This article in Zeek by Rabbi Arthur Waskow and Victoria Finlay actually manages to include both of my top two Tu Bishvat pet peeves in the opening graf:
The #1 pet peeve is, of course, "Tu B'Shvat". (I feel slightly bad that I'm helping out this spelling's PageRank by printing it.) The #2 is the analogy to April 15, a common analogy in explaining the "four new years" to Americans. Why April 15?
Wouldn't it seem strange if you discovered that April 15, Income Tax Day, had been transformed into a festival for celebrating God's reemergence? Yet that is what the Kabbalists of Safed did in the sixteenth century when they recreated Tu B'Shvat, which Jews will celebrate this year on February 8-9.
Tu B'Shvat, the full moon of mid-winter, had been important only in Holy Temple days as a tax day. It marked the end of the "fiscal year" for trees, the key capital investment in an agricultural society. Fruit that appeared before that date was taxed for the previous year; fruit that appeared later, for the following year.

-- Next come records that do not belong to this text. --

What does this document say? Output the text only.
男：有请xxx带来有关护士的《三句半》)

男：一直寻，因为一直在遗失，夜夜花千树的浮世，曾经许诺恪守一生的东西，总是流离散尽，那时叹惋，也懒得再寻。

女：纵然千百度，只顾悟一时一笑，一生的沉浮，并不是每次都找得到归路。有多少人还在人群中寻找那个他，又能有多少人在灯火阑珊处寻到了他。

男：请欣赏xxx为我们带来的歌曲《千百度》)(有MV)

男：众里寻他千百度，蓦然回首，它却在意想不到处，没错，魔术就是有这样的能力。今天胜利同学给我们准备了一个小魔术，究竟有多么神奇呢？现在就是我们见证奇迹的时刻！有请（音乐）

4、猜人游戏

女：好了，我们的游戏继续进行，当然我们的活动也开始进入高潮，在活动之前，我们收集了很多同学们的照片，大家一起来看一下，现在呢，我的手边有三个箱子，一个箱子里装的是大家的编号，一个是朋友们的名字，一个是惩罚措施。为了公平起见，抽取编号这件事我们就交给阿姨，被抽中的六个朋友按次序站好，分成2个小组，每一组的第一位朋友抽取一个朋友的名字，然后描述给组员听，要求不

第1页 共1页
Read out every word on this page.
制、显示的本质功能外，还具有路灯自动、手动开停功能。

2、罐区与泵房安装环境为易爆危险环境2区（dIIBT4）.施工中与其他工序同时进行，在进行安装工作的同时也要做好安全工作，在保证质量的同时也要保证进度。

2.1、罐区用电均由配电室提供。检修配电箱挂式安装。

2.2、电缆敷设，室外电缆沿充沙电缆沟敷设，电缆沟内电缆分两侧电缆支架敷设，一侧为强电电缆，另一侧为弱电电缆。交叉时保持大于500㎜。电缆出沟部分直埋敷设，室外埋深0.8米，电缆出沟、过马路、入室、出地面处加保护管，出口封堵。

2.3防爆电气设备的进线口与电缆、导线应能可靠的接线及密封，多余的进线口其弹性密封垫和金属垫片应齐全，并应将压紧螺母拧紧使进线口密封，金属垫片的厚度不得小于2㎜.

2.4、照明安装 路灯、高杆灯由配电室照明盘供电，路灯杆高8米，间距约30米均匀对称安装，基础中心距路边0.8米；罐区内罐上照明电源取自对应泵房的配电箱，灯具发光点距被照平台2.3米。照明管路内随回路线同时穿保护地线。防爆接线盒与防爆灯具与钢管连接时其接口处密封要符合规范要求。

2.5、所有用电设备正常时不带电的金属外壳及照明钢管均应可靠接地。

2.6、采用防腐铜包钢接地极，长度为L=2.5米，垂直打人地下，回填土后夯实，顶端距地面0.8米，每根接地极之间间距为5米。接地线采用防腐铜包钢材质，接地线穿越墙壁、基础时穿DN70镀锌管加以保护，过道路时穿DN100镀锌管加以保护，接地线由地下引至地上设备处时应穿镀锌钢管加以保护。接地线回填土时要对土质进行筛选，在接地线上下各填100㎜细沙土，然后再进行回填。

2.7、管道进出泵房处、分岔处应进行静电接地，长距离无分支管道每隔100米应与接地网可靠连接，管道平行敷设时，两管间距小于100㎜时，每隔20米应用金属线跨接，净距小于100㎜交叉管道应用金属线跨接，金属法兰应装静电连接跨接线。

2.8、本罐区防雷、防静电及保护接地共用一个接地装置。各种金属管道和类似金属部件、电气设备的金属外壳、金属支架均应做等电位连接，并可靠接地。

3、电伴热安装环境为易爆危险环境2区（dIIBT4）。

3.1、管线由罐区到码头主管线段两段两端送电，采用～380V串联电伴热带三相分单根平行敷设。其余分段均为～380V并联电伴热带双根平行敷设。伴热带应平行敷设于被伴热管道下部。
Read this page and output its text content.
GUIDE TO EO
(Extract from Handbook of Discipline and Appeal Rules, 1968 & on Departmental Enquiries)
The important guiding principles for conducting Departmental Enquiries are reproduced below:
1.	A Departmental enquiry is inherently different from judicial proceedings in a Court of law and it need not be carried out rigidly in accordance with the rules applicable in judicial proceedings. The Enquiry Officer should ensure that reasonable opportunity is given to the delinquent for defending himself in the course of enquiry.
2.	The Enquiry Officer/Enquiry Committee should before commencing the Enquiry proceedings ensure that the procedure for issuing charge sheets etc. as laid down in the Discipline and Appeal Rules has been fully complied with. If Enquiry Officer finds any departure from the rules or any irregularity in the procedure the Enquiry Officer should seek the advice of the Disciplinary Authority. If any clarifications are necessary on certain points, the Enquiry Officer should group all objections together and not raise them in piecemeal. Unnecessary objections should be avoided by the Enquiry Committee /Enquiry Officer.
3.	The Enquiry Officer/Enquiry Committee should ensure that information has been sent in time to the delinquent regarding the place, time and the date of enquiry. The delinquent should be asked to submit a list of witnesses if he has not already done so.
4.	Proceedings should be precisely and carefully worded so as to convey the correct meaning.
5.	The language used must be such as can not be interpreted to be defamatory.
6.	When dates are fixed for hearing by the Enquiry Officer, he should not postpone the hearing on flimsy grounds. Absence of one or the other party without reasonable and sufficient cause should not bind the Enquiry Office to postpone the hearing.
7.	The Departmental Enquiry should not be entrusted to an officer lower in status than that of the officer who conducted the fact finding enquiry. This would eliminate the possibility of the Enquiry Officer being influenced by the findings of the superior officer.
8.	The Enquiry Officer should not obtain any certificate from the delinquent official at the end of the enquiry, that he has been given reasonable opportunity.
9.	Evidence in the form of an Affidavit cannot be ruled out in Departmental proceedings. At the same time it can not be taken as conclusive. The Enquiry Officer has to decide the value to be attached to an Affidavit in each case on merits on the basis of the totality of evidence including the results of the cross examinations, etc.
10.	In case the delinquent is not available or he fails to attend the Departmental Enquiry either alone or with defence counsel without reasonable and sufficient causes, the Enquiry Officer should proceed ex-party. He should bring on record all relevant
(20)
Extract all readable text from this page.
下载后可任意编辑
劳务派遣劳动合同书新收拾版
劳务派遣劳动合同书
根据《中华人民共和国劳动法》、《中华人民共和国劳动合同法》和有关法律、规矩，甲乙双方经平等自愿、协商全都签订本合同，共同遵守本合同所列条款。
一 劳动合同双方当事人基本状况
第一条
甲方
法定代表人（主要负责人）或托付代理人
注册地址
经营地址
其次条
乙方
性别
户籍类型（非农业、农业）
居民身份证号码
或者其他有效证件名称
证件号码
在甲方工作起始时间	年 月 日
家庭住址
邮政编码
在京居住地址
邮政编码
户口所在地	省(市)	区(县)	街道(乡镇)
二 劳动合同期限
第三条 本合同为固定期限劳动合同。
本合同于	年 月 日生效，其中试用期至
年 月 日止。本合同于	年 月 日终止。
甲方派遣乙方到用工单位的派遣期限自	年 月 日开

This is an accurate description of the original function of Tu Bishvat (and 1 Elul, for livestock). And we do indeed have a date that serves as the end of the fiscal year for individual income taxes in the United States, but it's not April 15; it's December 31! April 15 is merely the deadline to file a tax return. So why does this flawed analogy get perpetuated? Because people hear "April 15" and think "taxes", which is not necessarily people's primary association when they hear "December 31" or "January 1". (Also perhaps because saying that one new year marks the beginning of the year and another one is like January 1 doesn't help elucidate the concept of multiple new years.) But that doesn't make it correct.
If we were to identify a date on the Hebrew calendar that would be a more accurate counterpart to April 15 (the deadline to pay taxes), then (according to Mishnah Ma'aser Sheini 5:6), it might be the 7th day of Pesach, which falls this year on... April 15!!! (Yes, I know this isn't the right year in the 7-year cycle for this correspondence to work out perfectly. Oh well.)
great, now you're making me feel guilty for using the Tax Day analogy. :-P what's a rationalist treehugger to do?!
ReplyDelete"Tu B'Shvat" isn't half as bad as "Tu B'Shevat".